Quick start
- Open the Due Date Calculator.
- Enter the first day of the last menstrual period.
- Use the first example, "LMP Apr 1: 28-day cycle", if you want to see a filled-out calculation before entering your own values.
- Calculate, read the formula line, then copy the result only after the units and assumptions look right.
Best uses
Use this guide when one of these tasks matches what you are trying to do.
- Estimate a due date from last menstrual period.
- Adjust the estimate for shorter or longer cycles.
- Find estimated conception date alongside due date.
- Use as a planning reference before clinical confirmation.
What this calculator is for
The Due Date Calculator focuses on expected delivery date from the first day of the last menstrual period and usual cycle length.
Use it when you want to: Estimate a due date from last menstrual period. Adjust the estimate for shorter or longer cycles.
What to enter
Good answers start with clean inputs. Before calculating, check the labels, units, and dates so the tool is solving the same problem you actually have.
- Enter the first day of the last menstrual period.
- Set the usual cycle length if it differs from 28 days.
- Use the result as a planning date until clinical dating is confirmed.
Example walkthrough
Try the calculator example: LMP Apr 1: 28-day cycle. The example result is Estimated due date Jan 6, 2027.
- With Apr 1 as LMP and a 28-day cycle, the calculator adds 280 days.
- A longer cycle moves estimated ovulation later, so the date can shift later.
Formula and steps
The calculator uses Naegele-style dating: LMP plus 280 days, adjusted by the difference from a 28-day cycle.
The formula line on the calculator page is there so the answer is not a mystery. Read it when you need to understand where the number came from.
How to read the answer
Due dates are estimates. Many healthy pregnancies deliver before or after the estimated date.
- A due date is an estimate; many healthy pregnancies deliver before or after it.

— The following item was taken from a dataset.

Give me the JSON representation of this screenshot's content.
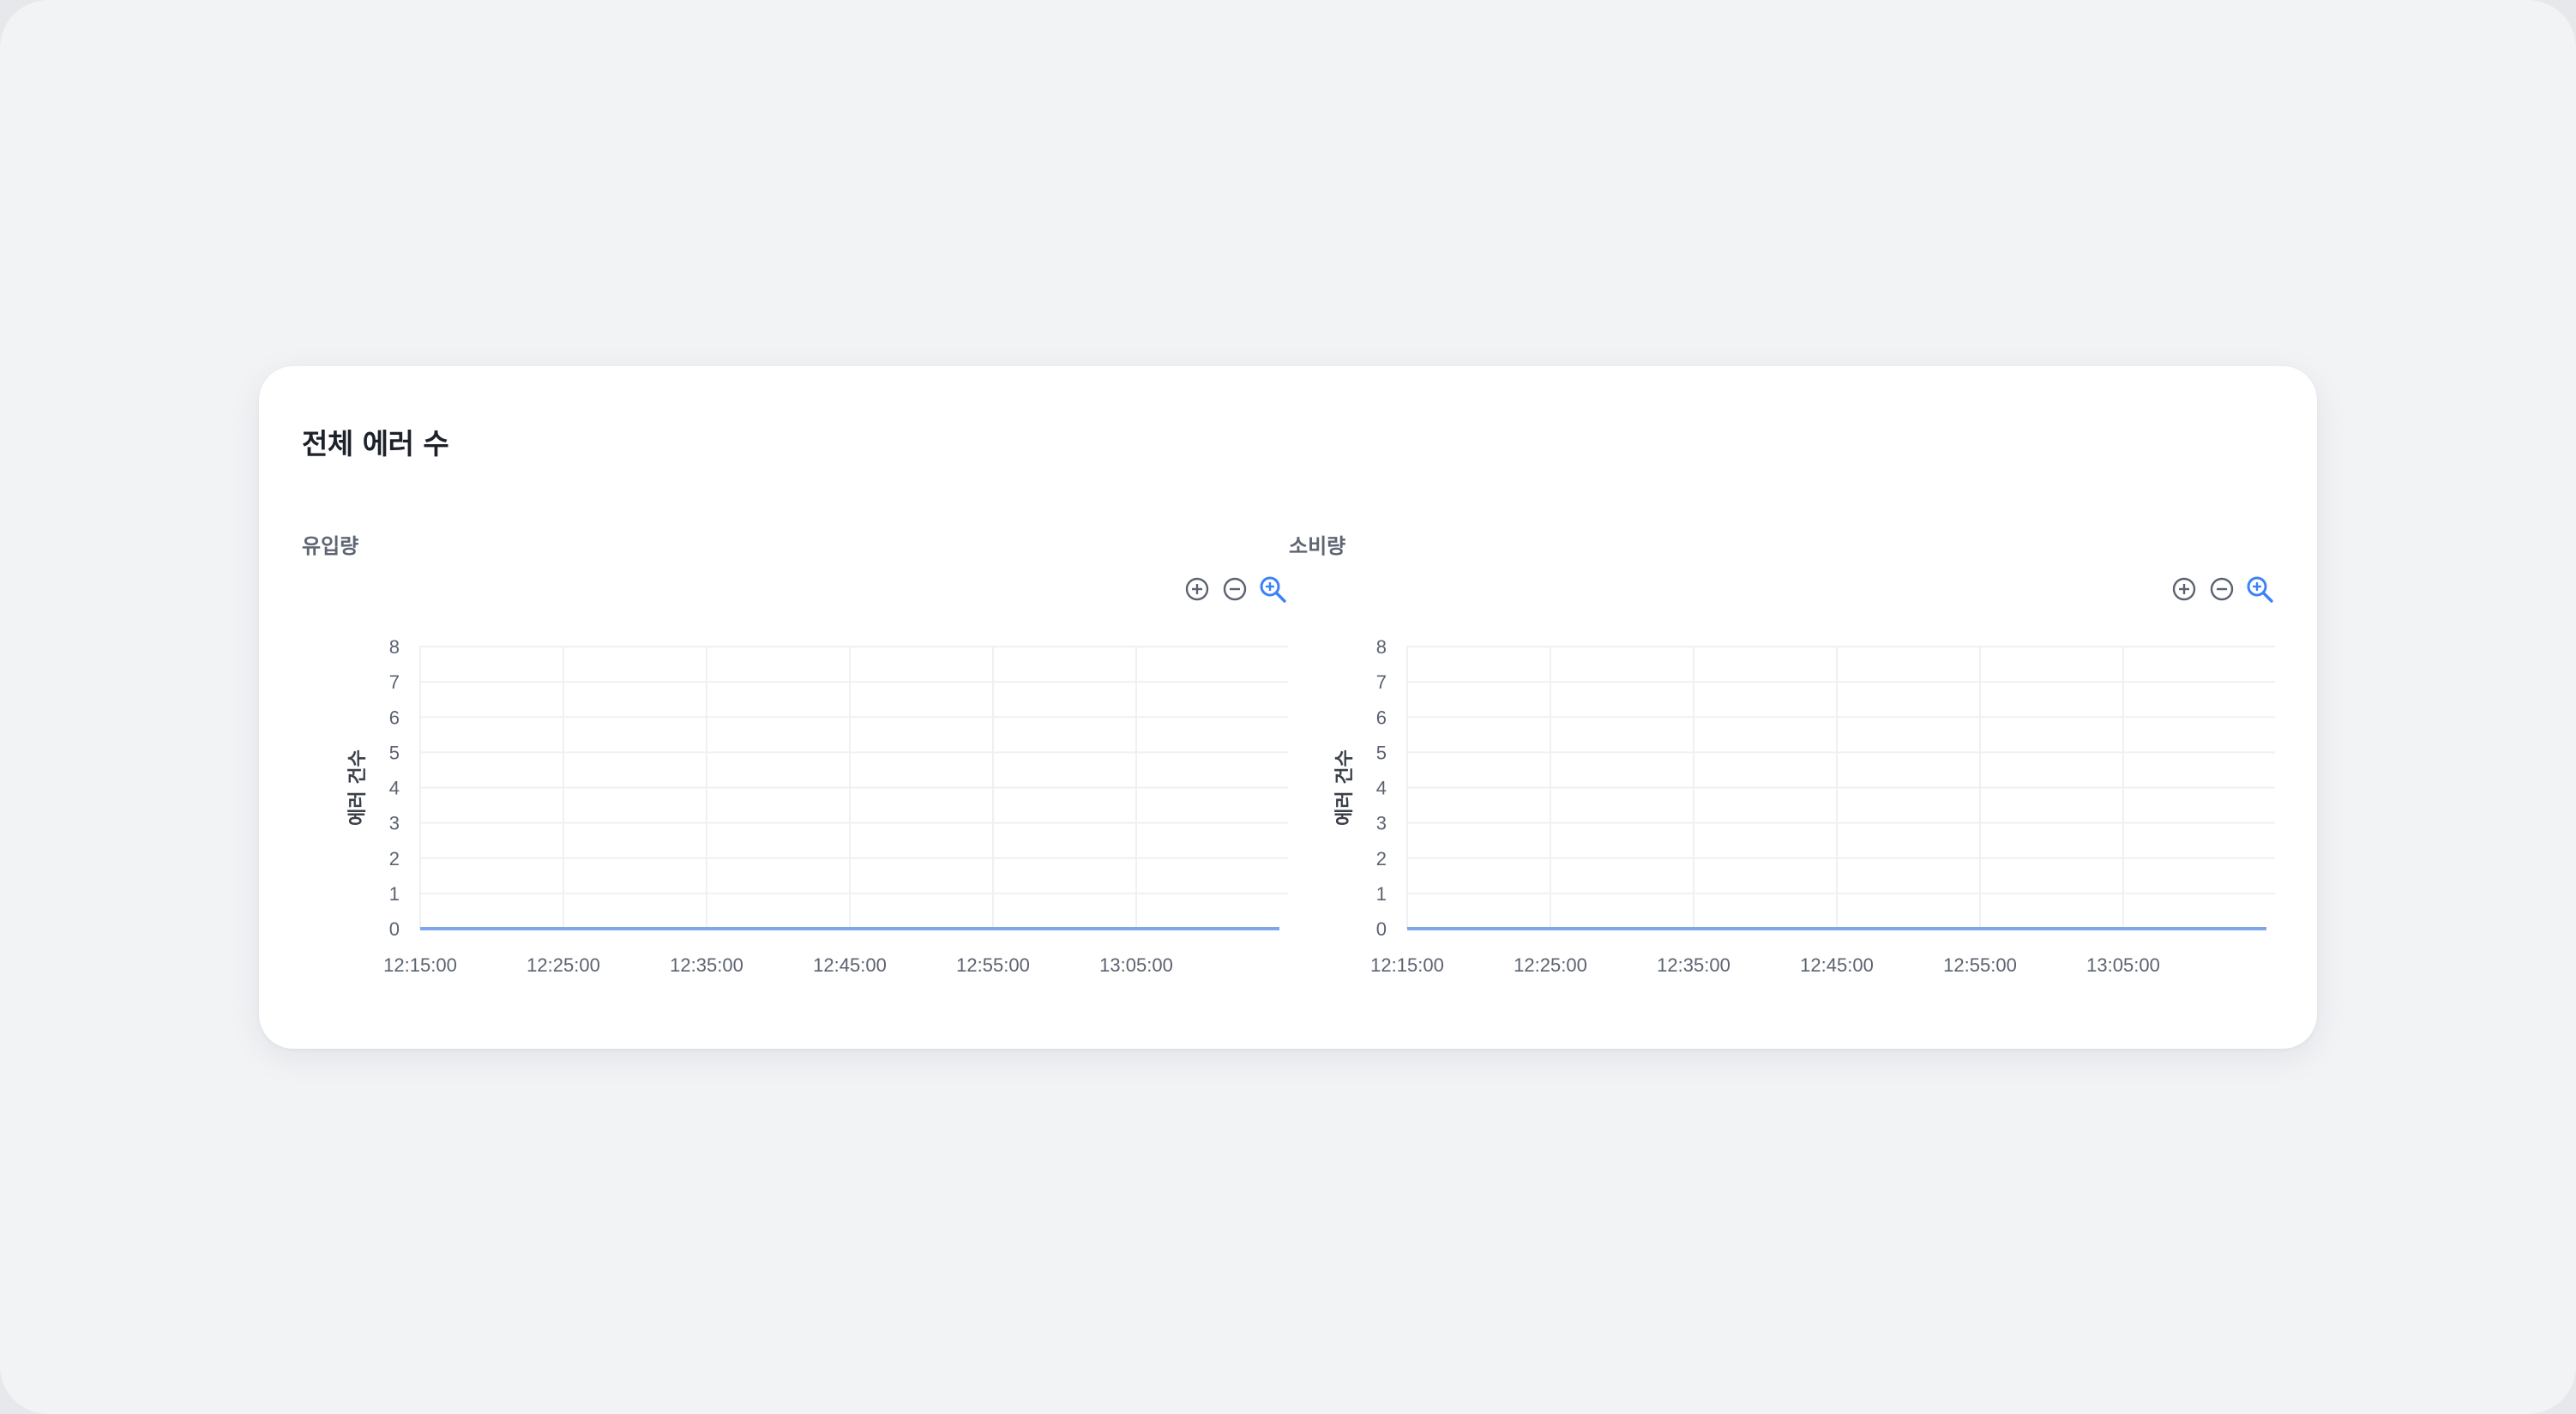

- The conception estimate is backward math from the due date, not a confirmed event date.
Common mistakes to avoid
Most bad calculator results come from a small input mistake or from using a good estimate for the wrong decision.
- Do not enter ovulation date into an LMP field.
- Do not treat the due date as an appointment guarantee.
- Do not ignore clinician updates after ultrasound.
What to try next
A related calculator can help check the same topic from another angle instead of relying on one number.
- Use Pregnancy Calculator for gestational age and trimester too.
- Use Pregnancy Conception Calculator to work backward from a due date.
Sources and safety notes
This guide uses public-health, clinical, or peer-reviewed references where the calculator needs a specific formula or interpretation boundary.
Source links are provided for transparency, but they do not turn the calculator into medical advice or a replacement for professional care.
Examples from the calculator
Estimated due date Jan 6, 2027
Cycle-adjusted estimate
Cycle-adjusted estimate
Common questions
What can I use the Due Date Calculator for?
Use it for quick educational estimates, planning, comparison, and trend checks. Health and fitness results should be interpreted with context, not as a diagnosis.
How does the Due Date Calculator calculate the result?
The calculator uses Naegele-style dating: LMP plus 280 days, adjusted by the difference from a 28-day cycle.
Is this medical advice?
No. This page provides an educational estimate only. Talk with a qualified health professional before making medical, pregnancy, nutrition, medication, or safety decisions.
Related tools
- Pregnancy Calculator Estimate due date, gestational age, conception date, and trimester.
- Pregnancy Conception Calculator Estimate conception date from an expected due date.
- Ovulation Calculator Estimate ovulation date and fertile window from cycle details.
History, privacy, and copying
Recent answers stay visible in the page while you work. The history is kept only in the current browser tab and is not sent to a server.
Copy answer copies the expression and result so you can paste it into notes, homework, a message, or another document.